An ISMS is only as good as its maintenance. "We have an information security policy" is not enough in an audit – the auditor wants to see that it is reviewed regularly (typically annually), adapted if necessary, and confirmed by top management. The same goes for ~20 additional asset classes: controls, procedures, risks, suppliers, BCDR plans.
The Unsolved Problem in Many Organizations
Reviews lapse because:
- There is no central calendar for "what needs to be reviewed when".
- Reminders via Excel + Outlook appointment work half-heartedly – and get ignored.
- Owners change, reviews become orphaned.
- Escalation on omission is not defined.
The auditor notices this at the latest when they ask for the "last review date" of all 80 policies as CSV – and 30 % of them are > 12 months.
What Integrated Review Cycle Management Delivers
- Frequency-based scheduling: configurable per asset/control/policy (monthly / quarterly / annually / by frequency X).
- Multi-channel reminders: mail, Slack webhook, Teams webhook, optional push notification to the web app. Reminder schedule customizable (e.g. 30-14-7-1 days before due date).

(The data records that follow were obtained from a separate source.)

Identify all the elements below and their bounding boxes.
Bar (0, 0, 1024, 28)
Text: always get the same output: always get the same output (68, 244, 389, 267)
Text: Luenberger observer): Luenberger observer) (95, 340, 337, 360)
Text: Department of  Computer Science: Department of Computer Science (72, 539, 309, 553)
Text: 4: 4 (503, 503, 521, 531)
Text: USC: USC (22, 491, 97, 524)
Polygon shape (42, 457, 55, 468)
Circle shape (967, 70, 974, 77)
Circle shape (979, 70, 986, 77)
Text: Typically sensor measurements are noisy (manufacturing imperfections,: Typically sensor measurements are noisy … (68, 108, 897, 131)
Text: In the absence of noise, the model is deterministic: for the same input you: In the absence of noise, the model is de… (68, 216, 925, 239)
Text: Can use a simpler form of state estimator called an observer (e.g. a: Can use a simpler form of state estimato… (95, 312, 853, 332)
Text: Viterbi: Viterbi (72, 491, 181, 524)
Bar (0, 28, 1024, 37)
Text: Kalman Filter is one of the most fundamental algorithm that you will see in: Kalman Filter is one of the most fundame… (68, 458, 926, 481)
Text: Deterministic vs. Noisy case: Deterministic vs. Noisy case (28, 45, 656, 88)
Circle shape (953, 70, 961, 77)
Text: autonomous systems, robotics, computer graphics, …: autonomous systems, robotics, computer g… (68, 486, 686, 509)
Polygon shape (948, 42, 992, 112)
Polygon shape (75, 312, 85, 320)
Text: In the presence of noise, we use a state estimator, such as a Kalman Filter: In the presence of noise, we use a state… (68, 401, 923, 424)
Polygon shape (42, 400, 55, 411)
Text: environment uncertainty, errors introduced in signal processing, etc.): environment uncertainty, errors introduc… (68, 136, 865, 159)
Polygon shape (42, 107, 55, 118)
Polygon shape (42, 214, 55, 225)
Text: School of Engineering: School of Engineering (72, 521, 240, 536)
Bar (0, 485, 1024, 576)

- Smart escalation: on missed review, the system escalates by defined schema – first deputy owner, then ISMS manager, then top management. No "asked nicely" loop until the audit.
- Approval workflow: optional four-eyes approval on review completion. Important for high-risk assets (e.g. crypto key lifecycle, supplier security assessments).
- Dashboard and reporting: live metric "% on-time reviews", trend, workload distribution per owner. Auditor export button.
Which Entities Are Covered
By default: assets, controls, policies, risks, suppliers/vendors, BCDR plans, procedures, documents, findings, audits. Customizable per tenant – anyone wanting to maintain an additional class (e.g. "key material") gets their own review type with their own frequency and own owner pool.
Compliance Mapping
ISO 27001 explicitly demands regular reviews (Cl. 9.1, A.5.36, A.8.34, etc.). NIS-2 requires continuous evaluation of measures (Art. 21(3)). GDPR Art. 32 demands regular review of the effectiveness of TOMs. A proper review cycle management covers all three in a single workflow.
Realistic Setup Effort
Three hours for the initial configuration of frequencies, one hour to define escalation rules, two hours for owner assignment. From then on: no more manual reminders, the ISMS maintenance effort shifts from "administratively remind" to "substantively review".
Conclusion
Review cycle management is the link between "ISMS built" and "ISMS alive". A platform-based solution with frequency scheduling, multi-channel reminders, escalation, and reporting completely replaces Excel trackers and Outlook reminders – and turns the unpleasant "reviews are due again" quarterly feeling into a continuous, plannable process.